Norwegian Prime Minister Says No to NATO Bases
05:22 GMT 25.03.2022 (Updated: 05:40 GMT 25.03.2022)
In accordance with a landmark 1949 declaration, which Prime Minister Jonas Gahr Støre has cited regarding NATO bases, Norway refrains from hosting foreign military forces on its territory during peacetime.
As NATO has decided to respond to the conflict in Ukraine with a significant build-up of forces in the East, Norwegian Prime Minister Jonas Gahr Støre said that increased Allied presence in Norway is not an option.
In response to Russia's special military operation to "demilitarise and de-Nazify" Ukraine, which the West keeps portraying as “invasion”, NATO doubled its battlegroups on the alliance's eastern flank. In addition to existing battlegroups in the Baltic States and Poland, multinational NATO forces will be stationed in Bulgaria, Hungary, Romania and Slovakia. According to Støre, though, Norway will not reconsider its time-tested policy on military bases on the country's territory.
“The combination of history and geography can lead to different needs when it comes to security”, Støre said in a statement. “We have managed to keep low tensions in the north in these times. It is an experience we want to safeguard. We have not signalled a need or desire to change that”.
Norway's landmark declaration on military bases from 1949 stipulates that the Nordic country shall never receive bases for foreign military forces on its territory in peacetime.
In addition, Norway claims to have refrained from holding Allied exercises near the Russian border.
“I believe that the principles we have had for Allied exercises have served Norway, our neighbourhood, and NATO well,” Støre said.
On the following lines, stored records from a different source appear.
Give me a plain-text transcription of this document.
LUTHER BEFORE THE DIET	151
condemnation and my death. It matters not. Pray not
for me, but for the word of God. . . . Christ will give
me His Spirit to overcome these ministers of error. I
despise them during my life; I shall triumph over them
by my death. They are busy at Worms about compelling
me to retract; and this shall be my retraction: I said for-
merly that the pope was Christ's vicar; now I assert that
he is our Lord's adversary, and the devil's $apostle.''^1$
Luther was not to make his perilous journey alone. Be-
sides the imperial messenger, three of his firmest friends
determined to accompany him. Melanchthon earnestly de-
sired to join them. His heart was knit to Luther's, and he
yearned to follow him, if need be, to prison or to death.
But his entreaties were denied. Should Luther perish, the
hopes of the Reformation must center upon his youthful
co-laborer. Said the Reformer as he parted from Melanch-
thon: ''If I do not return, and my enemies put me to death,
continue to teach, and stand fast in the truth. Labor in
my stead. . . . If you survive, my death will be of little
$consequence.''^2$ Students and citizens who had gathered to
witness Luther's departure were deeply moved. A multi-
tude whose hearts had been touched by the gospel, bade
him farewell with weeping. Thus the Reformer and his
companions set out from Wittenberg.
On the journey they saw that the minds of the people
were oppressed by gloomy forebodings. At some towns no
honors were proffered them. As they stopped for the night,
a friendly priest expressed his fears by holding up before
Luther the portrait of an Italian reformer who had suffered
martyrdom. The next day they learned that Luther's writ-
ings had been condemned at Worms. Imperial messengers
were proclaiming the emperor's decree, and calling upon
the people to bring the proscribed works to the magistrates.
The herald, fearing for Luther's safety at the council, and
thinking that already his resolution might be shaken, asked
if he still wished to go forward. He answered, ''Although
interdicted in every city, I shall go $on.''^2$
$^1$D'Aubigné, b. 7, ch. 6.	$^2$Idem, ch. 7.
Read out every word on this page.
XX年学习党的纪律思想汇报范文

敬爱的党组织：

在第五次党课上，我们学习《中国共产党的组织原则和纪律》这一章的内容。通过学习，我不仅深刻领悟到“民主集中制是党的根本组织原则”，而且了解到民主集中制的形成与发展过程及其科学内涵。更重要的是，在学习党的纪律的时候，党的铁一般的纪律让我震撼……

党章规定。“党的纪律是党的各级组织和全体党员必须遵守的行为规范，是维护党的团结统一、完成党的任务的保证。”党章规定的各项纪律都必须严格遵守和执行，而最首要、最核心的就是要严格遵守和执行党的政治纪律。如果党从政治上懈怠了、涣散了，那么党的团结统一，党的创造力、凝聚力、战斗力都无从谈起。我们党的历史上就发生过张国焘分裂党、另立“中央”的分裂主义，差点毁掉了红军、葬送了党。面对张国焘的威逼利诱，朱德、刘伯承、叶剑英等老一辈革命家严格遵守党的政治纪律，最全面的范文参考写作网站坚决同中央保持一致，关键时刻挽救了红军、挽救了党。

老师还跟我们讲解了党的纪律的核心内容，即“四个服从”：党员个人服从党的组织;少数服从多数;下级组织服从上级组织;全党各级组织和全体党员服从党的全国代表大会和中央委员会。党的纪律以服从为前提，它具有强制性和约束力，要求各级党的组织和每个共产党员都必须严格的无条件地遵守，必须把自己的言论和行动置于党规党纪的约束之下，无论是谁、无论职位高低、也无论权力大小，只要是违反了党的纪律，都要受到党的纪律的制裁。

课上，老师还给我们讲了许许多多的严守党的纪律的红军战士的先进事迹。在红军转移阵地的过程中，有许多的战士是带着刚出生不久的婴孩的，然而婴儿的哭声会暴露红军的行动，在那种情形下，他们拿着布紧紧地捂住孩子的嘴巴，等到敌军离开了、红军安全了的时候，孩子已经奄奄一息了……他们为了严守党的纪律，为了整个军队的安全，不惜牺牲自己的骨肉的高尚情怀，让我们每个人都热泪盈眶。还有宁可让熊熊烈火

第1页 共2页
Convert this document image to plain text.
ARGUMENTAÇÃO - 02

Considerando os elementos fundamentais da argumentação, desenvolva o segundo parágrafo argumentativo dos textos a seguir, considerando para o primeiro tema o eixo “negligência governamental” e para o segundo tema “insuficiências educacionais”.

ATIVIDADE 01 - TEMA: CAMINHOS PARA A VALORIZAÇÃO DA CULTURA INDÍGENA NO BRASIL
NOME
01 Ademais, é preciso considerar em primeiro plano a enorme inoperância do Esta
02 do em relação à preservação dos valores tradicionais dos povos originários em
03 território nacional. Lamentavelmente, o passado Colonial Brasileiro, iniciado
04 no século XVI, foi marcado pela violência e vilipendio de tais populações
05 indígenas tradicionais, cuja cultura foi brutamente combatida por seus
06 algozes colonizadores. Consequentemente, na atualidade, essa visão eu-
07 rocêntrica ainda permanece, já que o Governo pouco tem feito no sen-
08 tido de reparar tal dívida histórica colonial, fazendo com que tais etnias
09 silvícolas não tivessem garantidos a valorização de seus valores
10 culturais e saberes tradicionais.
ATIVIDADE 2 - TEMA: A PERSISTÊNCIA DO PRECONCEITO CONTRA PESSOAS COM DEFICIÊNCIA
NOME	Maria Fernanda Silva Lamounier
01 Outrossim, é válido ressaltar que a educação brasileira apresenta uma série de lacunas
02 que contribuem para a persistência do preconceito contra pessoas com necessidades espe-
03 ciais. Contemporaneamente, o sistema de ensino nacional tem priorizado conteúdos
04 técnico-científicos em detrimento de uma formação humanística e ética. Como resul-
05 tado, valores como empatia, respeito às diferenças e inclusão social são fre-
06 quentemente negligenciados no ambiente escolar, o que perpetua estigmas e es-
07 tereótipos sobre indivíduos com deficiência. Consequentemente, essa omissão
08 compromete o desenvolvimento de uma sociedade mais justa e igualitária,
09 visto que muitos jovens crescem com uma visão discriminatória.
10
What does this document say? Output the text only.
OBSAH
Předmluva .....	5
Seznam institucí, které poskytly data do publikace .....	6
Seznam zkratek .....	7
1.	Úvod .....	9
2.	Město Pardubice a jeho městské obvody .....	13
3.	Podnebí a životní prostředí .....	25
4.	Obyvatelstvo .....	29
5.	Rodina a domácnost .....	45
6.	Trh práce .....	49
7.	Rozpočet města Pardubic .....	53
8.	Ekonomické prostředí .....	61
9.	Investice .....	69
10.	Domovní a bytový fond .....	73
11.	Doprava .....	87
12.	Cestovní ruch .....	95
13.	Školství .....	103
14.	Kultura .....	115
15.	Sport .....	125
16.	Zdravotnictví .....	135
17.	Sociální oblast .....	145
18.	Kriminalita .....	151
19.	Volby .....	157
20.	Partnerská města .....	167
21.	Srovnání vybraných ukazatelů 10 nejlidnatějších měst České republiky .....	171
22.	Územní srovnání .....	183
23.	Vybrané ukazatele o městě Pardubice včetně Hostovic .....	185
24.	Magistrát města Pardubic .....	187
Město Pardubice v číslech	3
This spring, the Norwegian parliament will decide on a new defence agreement with the United States. The agreement was entered into by the previous Solberg government in the spring of 2021, but will be presented for approval this spring. It may give the Americans the right to set up infrastructure at several Norwegian military bases, including Rygge, Sola, Evenes and Ramsund. Russia reacted strongly to the agreement, arguing it constituted a militarisation of Norway.
Previously, Norway received forces from the US Marine Corps on a rotary basis. The Værnes Air Station also serves as a storage base for the US Armed Forces as part of the Marine Corps Prepositioning Program-Norway. Despite criticism from the opposition parties, the government has stated that the agreement is not in conflict with Norwegian policy on military bases.
Overall, Norwegian-Russian relations, which date back hundreds of years to the Viking Age, have over the recent decade years become increasingly fraught due to reciprocal military build-ups in the north, numerous military jet interceptions, spying accusations, and an overall harsher rhetoric that puts a strain on decades-long partnership.